Irish Independent - Farming

An encounter with a priceless botanical gem

- ANN FITZGERALD

UNEXPECTED­LY encounteri­ng a thing of beauty swells the soul.

When booking a holiday home in west Cork for the annual sortie with the sister, I didn’t take much notice of its name, other than that it was something Woods. Past experience has taught me that a Park is often more of a haggard and a wood commonly turns out to a few straggly saplings.

We headed out the N22 from Cork then across rolling hills to the most landward point of Bantry Bay, Ballylicke­y where we turned right towards Ardnagashe­l Woods.

Swinging seaward in the entrance, my heart lifted. Mature woodland flanked the avenue on both sides.

Unpacking done, we headed out on foot down the gravelled roadway to what we, oh-so-intelligen­tly, surmised would lead us to the shoreline passing, on the way, an ash, the height of which I have never seen.

After a sharp descent, we arrived at a small pebble beach. We pushed on along a narrow woodland path where the vegetation was so lush that we couldn’t help feeling a white rabbit in a waistcoat would, momentaril­y, pop out of a hole.

There were magnificen­t trees – native and otherwise – everywhere, obviously a planned developmen­t.

I love trees and the larger and grander, the better.

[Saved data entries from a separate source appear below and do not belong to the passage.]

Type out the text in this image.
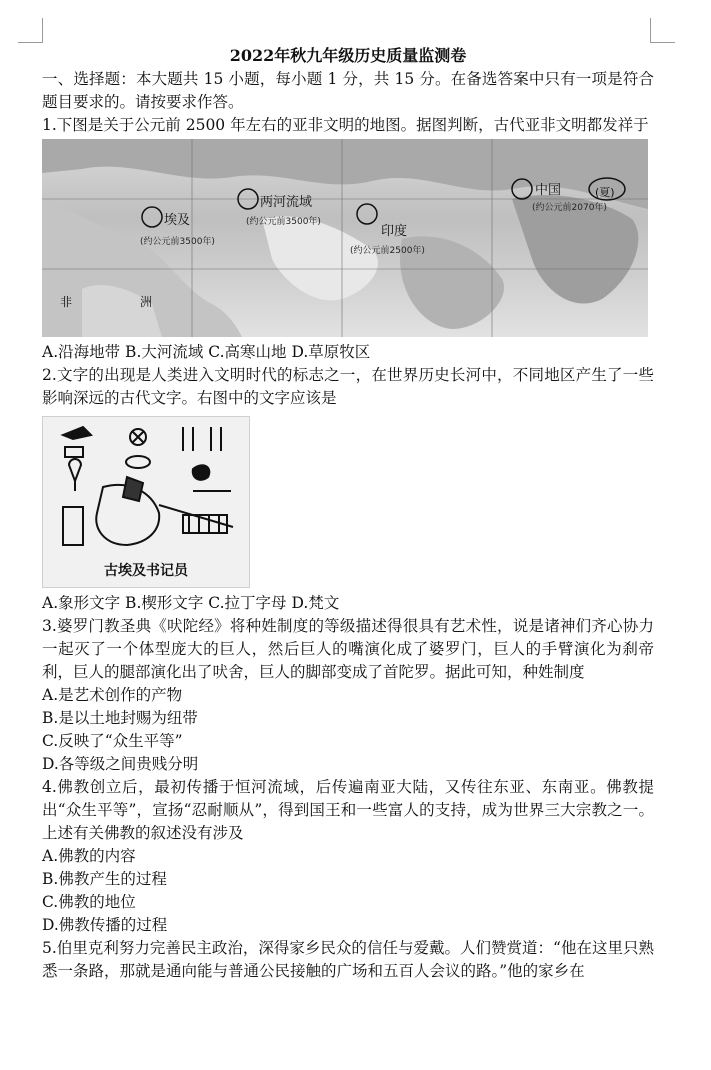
2022年秋九年级历史质量监测卷

一、选择题：本大题共 15 小题，每小题 1 分，共 15 分。在备选答案中只有一项是符合题目要求的。请按要求作答。

1.下图是关于公元前 2500 年左右的亚非文明的地图。据图判断，古代亚非文明都发祥于

埃及
(约公元前3500年)
两河流域
(约公元前3500年)
印度
(约公元前2500年)
中国
(约公元前2070年)
(夏)
非	洲

A.沿海地带 B.大河流域 C.高寒山地 D.草原牧区

2.文字的出现是人类进入文明时代的标志之一，在世界历史长河中，不同地区产生了一些影响深远的古代文字。右图中的文字应该是

古埃及书记员

A.象形文字 B.楔形文字 C.拉丁字母 D.梵文

3.婆罗门教圣典《吠陀经》将种姓制度的等级描述得很具有艺术性，说是诸神们齐心协力一起灭了一个体型庞大的巨人，然后巨人的嘴演化成了婆罗门，巨人的手臂演化为刹帝利，巨人的腿部演化出了吠舍，巨人的脚部变成了首陀罗。据此可知，种姓制度

A.是艺术创作的产物

B.是以土地封赐为纽带

C.反映了“众生平等”

D.各等级之间贵贱分明

4.佛教创立后，最初传播于恒河流域，后传遍南亚大陆，又传往东亚、东南亚。佛教提出“众生平等”，宣扬“忍耐顺从”，得到国王和一些富人的支持，成为世界三大宗教之一。上述有关佛教的叙述没有涉及

A.佛教的内容

B.佛教产生的过程

C.佛教的地位

D.佛教传播的过程

5.伯里克利努力完善民主政治，深得家乡民众的信任与爱戴。人们赞赏道：“他在这里只熟悉一条路，那就是通向能与普通公民接触的广场和五百人会议的路。”他的家乡在
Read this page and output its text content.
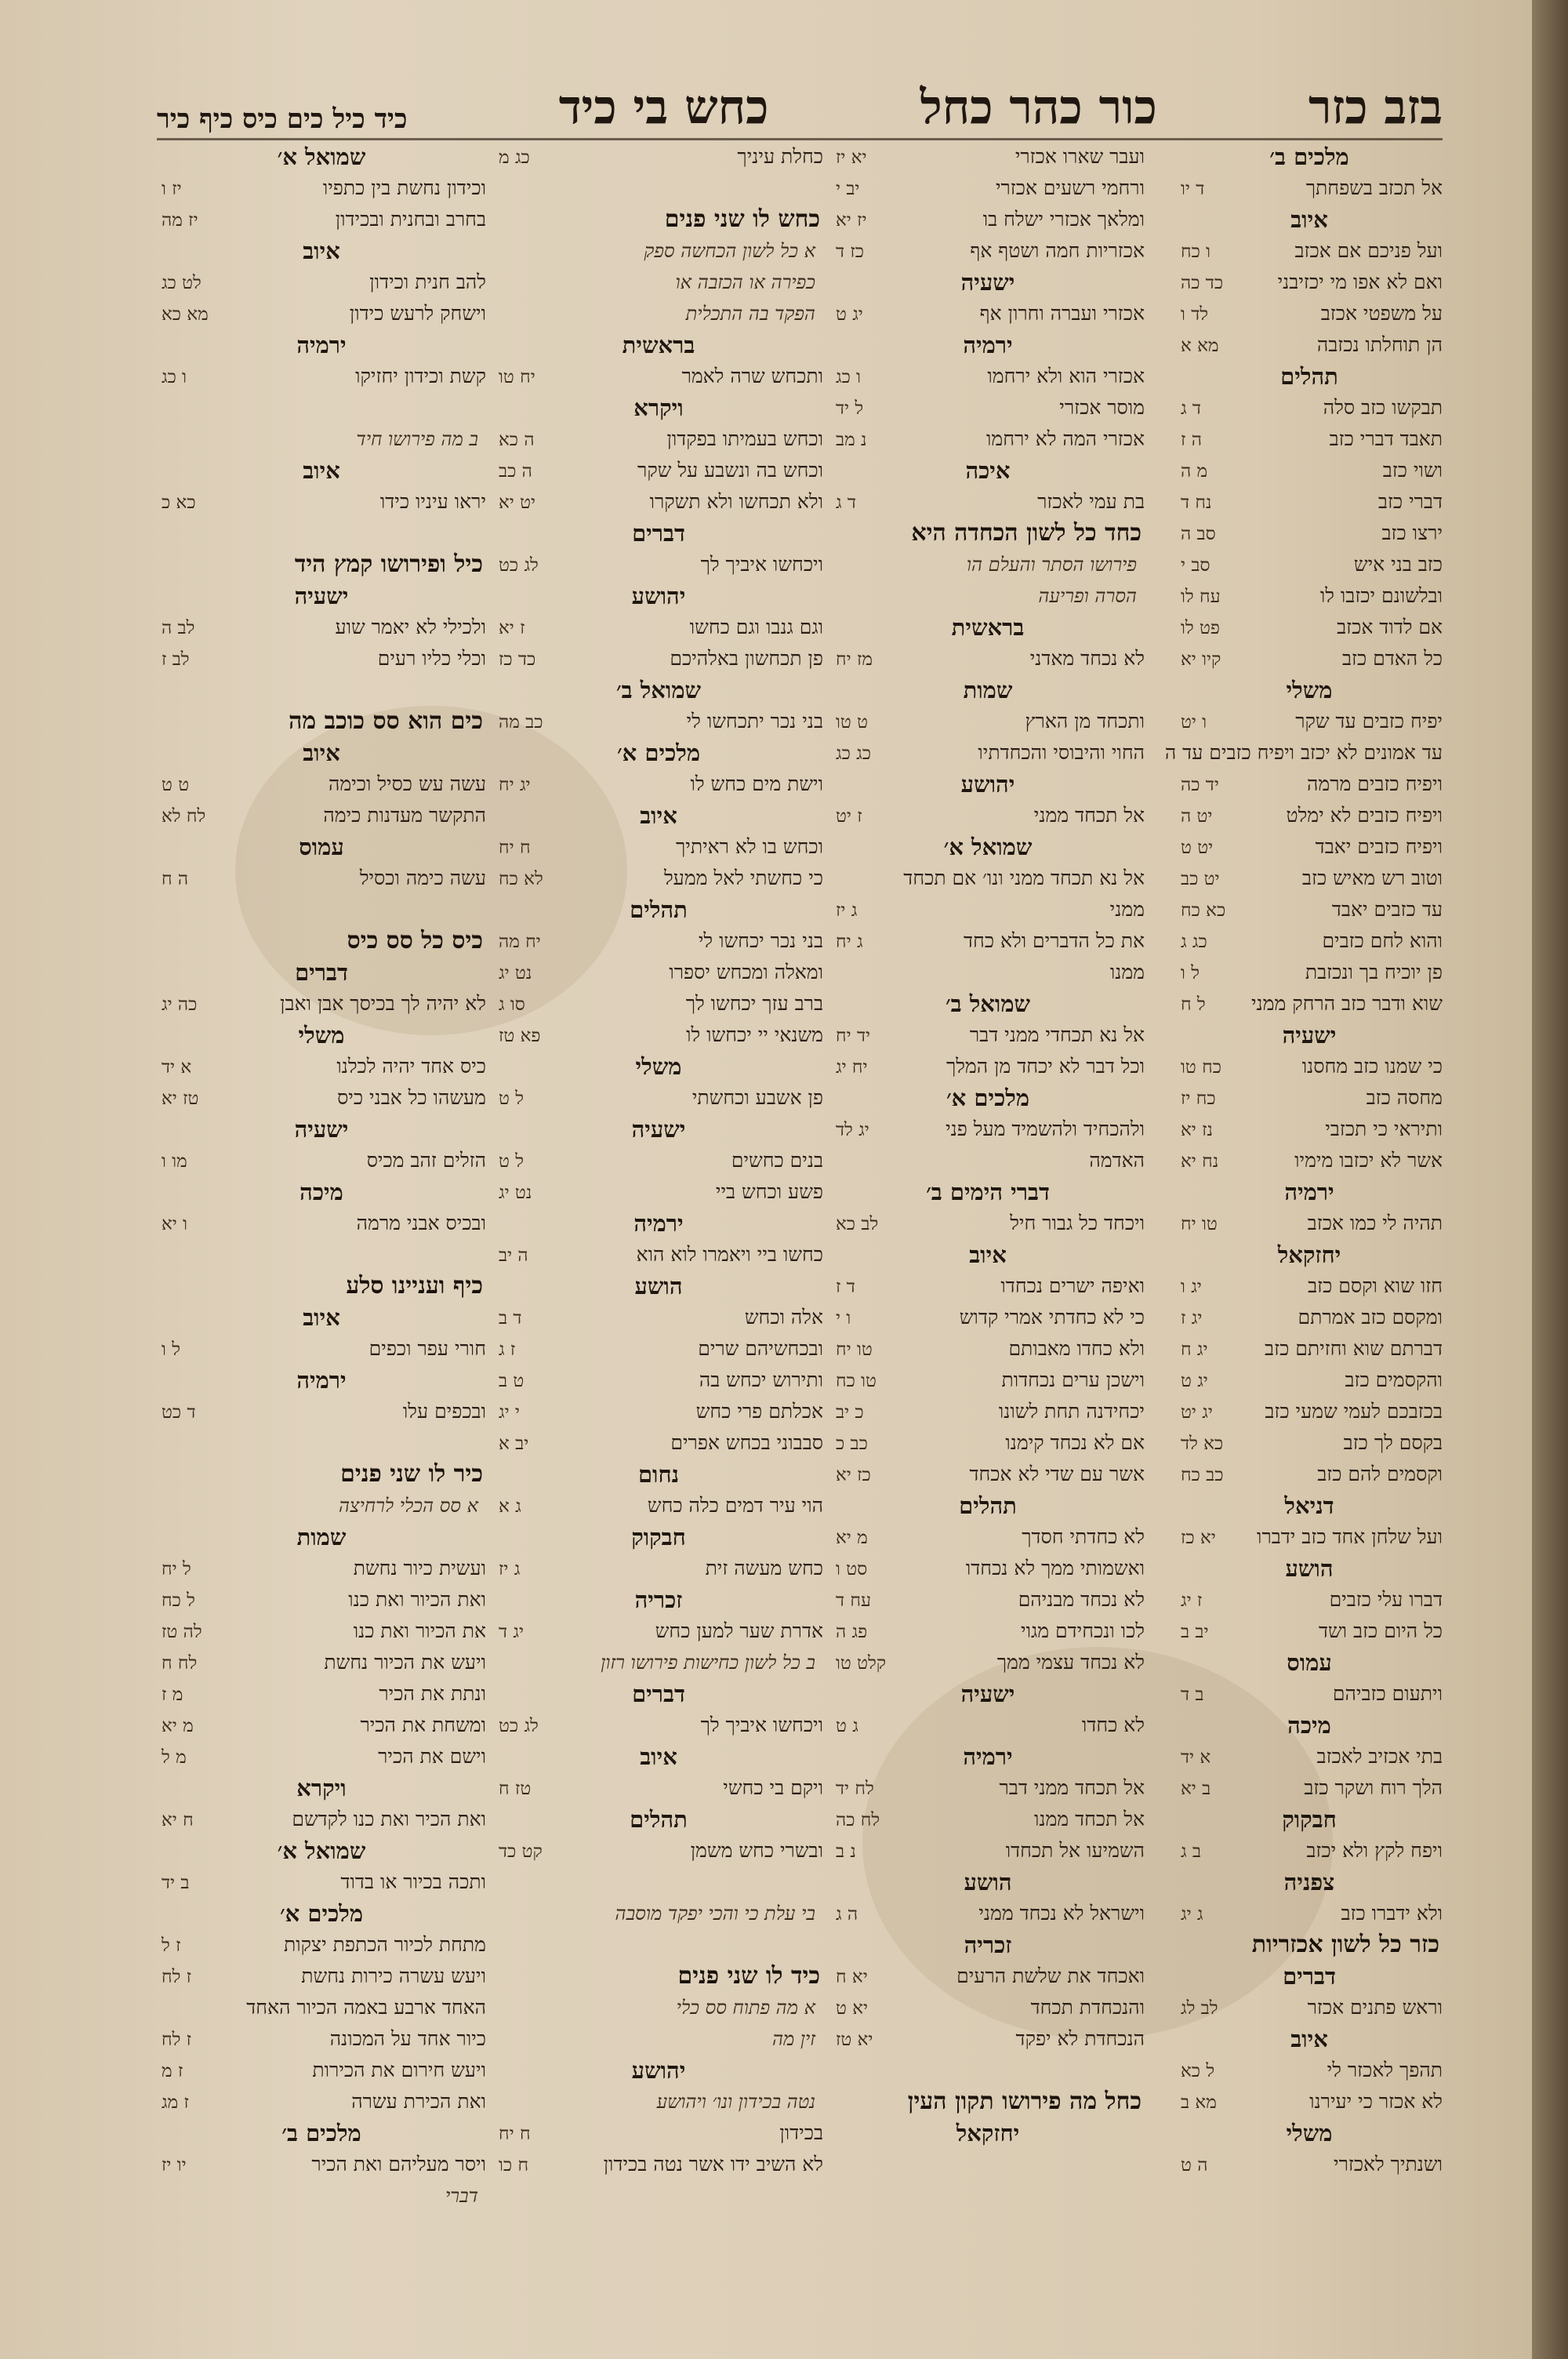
בזב כזר
כור כהר כחל
כחש בי כיד
כיד כיל כים כיס כיף כיר
מלכים ב׳
אל תכזב בשפחתך
ד יו
איוב
ועל פניכם אם אכזב
ו כח
ואם לא אפו מי יכזיבני
כד כה
על משפטי אכזב
לד ו
הן תוחלתו נכזבה
מא א
תהלים
תבקשו כזב סלה
ד ג
תאבד דברי כזב
ה ז
ושוי כזב
מ ה
דברי כזב
נח ד
ירצו כזב
סב ה
כזב בני איש
סב י
ובלשונם יכזבו לו
עח לו
אם לדוד אכזב
פט לו
כל האדם כזב
קיו יא
משלי
יפיח כזבים עד שקר
ו יט
עד אמונים לא יכזב ויפיח כזבים עד ה
ויפיח כזבים מרמה
יד כה
ויפיח כזבים לא ימלט
יט ה
ויפיח כזבים יאבד
יט ט
וטוב רש מאיש כזב
יט כב
עד כזבים יאבד
כא כח
והוא לחם כזבים
כג ג
פן יוכיח בך ונכזבת
ל ו
שוא ודבר כזב הרחק ממני
ל ח
ישעיה
כי שמנו כזב מחסנו
כח טו
מחסה כזב
כח יז
ותיראי כי תכזבי
נז יא
אשר לא יכזבו מימיו
נח יא
ירמיה
תהיה לי כמו אכזב
טו יח
יחזקאל
חזו שוא וקסם כזב
יג ו
ומקסם כזב אמרתם
יג ז
דברתם שוא וחזיתם כזב
יג ח
והקסמים כזב
יג ט
בכזבכם לעמי שמעי כזב
יג יט
בקסם לך כזב
כא לד
וקסמים להם כזב
כב כח
דניאל
ועל שלחן אחד כזב ידברו
יא כז
הושע
דברו עלי כזבים
ז יג
כל היום כזב ושד
יב ב
עמוס
ויתעום כזביהם
ב ד
מיכה
בתי אכזיב לאכזב
א יד
הלך רוח ושקר כזב
ב יא
חבקוק
ויפח לקץ ולא יכזב
ב ג
צפניה
ולא ידברו כזב
ג יג
כזר כל לשון אכזריות
דברים
וראש פתנים אכזר
לב לג
איוב
תהפך לאכזר לי
ל כא
לא אכזר כי יעירנו
מא ב
משלי
ושנתיך לאכזרי
ה ט
ועבר שארו אכזרי
יא יז
ורחמי רשעים אכזרי
יב י
ומלאך אכזרי ישלח בו
יז יא
אכזריות חמה ושטף אף
כז ד
ישעיה
אכזרי ועברה וחרון אף
יג ט
ירמיה
אכזרי הוא ולא ירחמו
ו כג
מוסר אכזרי
ל יד
אכזרי המה לא ירחמו
נ מב
איכה
בת עמי לאכזר
ד ג
כחד כל לשון הכחדה היא
פירושו הסתר והעלם הו
הסרה ופריעה
בראשית
לא נכחד מאדני
מז יח
שמות
ותכחד מן הארץ
ט טו
החוי והיבוסי והכחדתיו
כג כג
יהושע
אל תכחד ממני
ז יט
שמואל א׳
אל נא תכחד ממני ונו׳ אם תכחד
ממני
ג יז
את כל הדברים ולא כחד
ג יח
ממנו
שמואל ב׳
אל נא תכחדי ממני דבר
יד יח
וכל דבר לא יכחד מן המלך
יח יג
מלכים א׳
ולהכחיד ולהשמיד מעל פני
יג לד
האדמה
דברי הימים ב׳
ויכחד כל גבור חיל
לב כא
איוב
ואיפה ישרים נכחדו
ד ז
כי לא כחדתי אמרי קדוש
ו י
ולא כחדו מאבותם
טו יח
וישכן ערים נכחדות
טו כח
יכחידנה תחת לשונו
כ יב
אם לא נכחד קימנו
כב כ
אשר עם שדי לא אכחד
כז יא
תהלים
לא כחדתי חסדך
מ יא
ואשמותי ממך לא נכחדו
סט ו
לא נכחד מבניהם
עח ד
לכו ונכחידם מגוי
פג ה
לא נכחד עצמי ממך
קלט טו
ישעיה
לא כחדו
ג ט
ירמיה
אל תכחד ממני דבר
לח יד
אל תכחד ממנו
לח כה
השמיעו אל תכחדו
נ ב
הושע
וישראל לא נכחד ממני
ה ג
זכריה
ואכחד את שלשת הרעים
יא ח
והנכחדת תכחד
יא ט
הנכחדת לא יפקד
יא טז
כחל מה פירושו תקון העין
יחזקאל
כחלת עיניך
כג מ
כחש לו שני פנים
א כל לשון הכחשה ספק
כפירה או הכזבה או
הפקד בה התכלית
בראשית
ותכחש שרה לאמר
יח טו
ויקרא
וכחש בעמיתו בפקדון
ה כא
וכחש בה ונשבע על שקר
ה כב
ולא תכחשו ולא תשקרו
יט יא
דברים
ויכחשו איביך לך
לג כט
יהושע
וגם גנבו וגם כחשו
ז יא
פן תכחשון באלהיכם
כד כז
שמואל ב׳
בני נכר יתכחשו לי
כב מה
מלכים א׳
וישת מים כחש לו
יג יח
איוב
וכחש בו לא ראיתיך
ח יח
כי כחשתי לאל ממעל
לא כח
תהלים
בני נכר יכחשו לי
יח מה
ומאלה ומכחש יספרו
נט יג
ברב עזך יכחשו לך
סו ג
משנאי יי יכחשו לו
פא טז
משלי
פן אשבע וכחשתי
ל ט
ישעיה
בנים כחשים
ל ט
פשע וכחש ביי
נט יג
ירמיה
כחשו ביי ויאמרו לוא הוא
ה יב
הושע
אלה וכחש
ד ב
ובכחשיהם שרים
ז ג
ותירוש יכחש בה
ט ב
אכלתם פרי כחש
י יג
סבבוני בכחש אפרים
יב א
נחום
הוי עיר דמים כלה כחש
ג א
חבקוק
כחש מעשה זית
ג יז
זכריה
אדרת שער למען כחש
יג ד
ב כל לשון כחישות פירושו רזון
דברים
ויכחשו איביך לך
לג כט
איוב
ויקם בי כחשי
טז ח
תהלים
ובשרי כחש משמן
קט כד
בי עלת כי והכי יפקד מוסבה
כיד לו שני פנים
א מה פתוח סס כלי
זין מה
יהושע
נטה בכידון ונו׳ ויהושע
בכידון
ח יח
לא השיב ידו אשר נטה בכידון
ח כו
שמואל א׳
וכידון נחשת בין כתפיו
יז ו
בחרב ובחנית ובכידון
יז מה
איוב
להב חנית וכידון
לט כג
וישחק לרעש כידון
מא כא
ירמיה
קשת וכידון יחזיקו
ו כג
ב מה פירושו חיד
איוב
יראו עיניו כידו
כא כ
כיל ופירושו קמץ היד
ישעיה
ולכילי לא יאמר שוע
לב ה
וכלי כליו רעים
לב ז
כים הוא סס כוכב מה
איוב
עשה עש כסיל וכימה
ט ט
התקשר מעדנות כימה
לח לא
עמוס
עשה כימה וכסיל
ה ח
כיס כל סס כיס
דברים
לא יהיה לך בכיסך אבן ואבן
כה יג
משלי
כיס אחד יהיה לכלנו
א יד
מעשהו כל אבני כיס
טז יא
ישעיה
הזלים זהב מכיס
מו ו
מיכה
ובכיס אבני מרמה
ו יא
כיף ועניינו סלע
איוב
חורי עפר וכפים
ל ו
ירמיה
ובכפים עלו
ד כט
כיר לו שני פנים
א סס הכלי לרחיצה
שמות
ועשית כיור נחשת
ל יח
ואת הכיור ואת כנו
ל כח
את הכיור ואת כנו
לה טז
ויעש את הכיור נחשת
לח ח
ונתת את הכיר
מ ז
ומשחת את הכיר
מ יא
וישם את הכיר
מ ל
ויקרא
ואת הכיר ואת כנו לקדשם
ח יא
שמואל א׳
ותכה בכיור או בדוד
ב יד
מלכים א׳
מתחת לכיור הכתפת יצקות
ז ל
ויעש עשרה כירות נחשת
ז לח
האחד ארבע באמה הכיור האחד
כיור אחד על המכונה
ז לח
ויעש חירום את הכירות
ז מ
ואת הכירת עשרה
ז מג
מלכים ב׳
ויסר מעליהם ואת הכיר
יו יז
דברי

It’s rather like people. When we are young, we are all bursting with potential. As time passes, most of us develop along similar lines and form the body of the forest. A few grow twisted, while even fewer few rise their heads above the rest and become those we admire, the noble oaks.

Back at the house, I turned to the internet and soon discovered we had stumbled upon one of Ireland’s hidden jewels.

The woods were planted throughout the 1800s by members of the Hutchins family, relations of Ellen Hutchins. She was born in 1785 and became Ireland’s first female botanist who was renowned for her identifica­tion and drawing of a number of seaweeds, mosses and liverworts.

The daughter of a Protestant magistrate, she began studying nature because a fragile physique meant she was unable to travel to Dublin to partake of the activities more usually associated with a woman of her class.

After Ellen’s death, aged just 29, her youngest brother Samuel began to plant a variety of trees, some that had come from Royal Botanic Gardens in Kew, London. He had kept in contact with Sir William Jackson Hooker, who was a botanist friend of Ellen’s and the first director of the renowned gardens.

The more I read the more I realised this was a colourful and visionary family who have impacted substantia­lly for the good in the care and promotion of the natural world.

Succeeding generation­s of the Hutchins family resided at Ardnagashe­l House and continued to maintain its heritage, as did its next owners Colonel Ronald and Audrey Kaulbeck who bought the estate at the end of WWII.

They turned it into a successful country hotel which was visited by many luminaries including Taoiseach Éamon de Valera and Queen Juliana of The Netherland­s. But disaster struck in 1968 when the house was destroyed in a fire.

The bulk of the estate is now owned by Rent an Irish Cottage Holiday Homes concern, which has converted the former stable block into 10 stables plus a further eight houses, in one of which we stayed.

Helped by a temperate mini-climate in a sheltered valley, the arboretum, which has been described as a “priceless botanical gem”, is still beautiful and has many champion trees. The second Ellen Hutchins festival, including walks, talks and workshops, will take place during Heritage Week, August 20-28.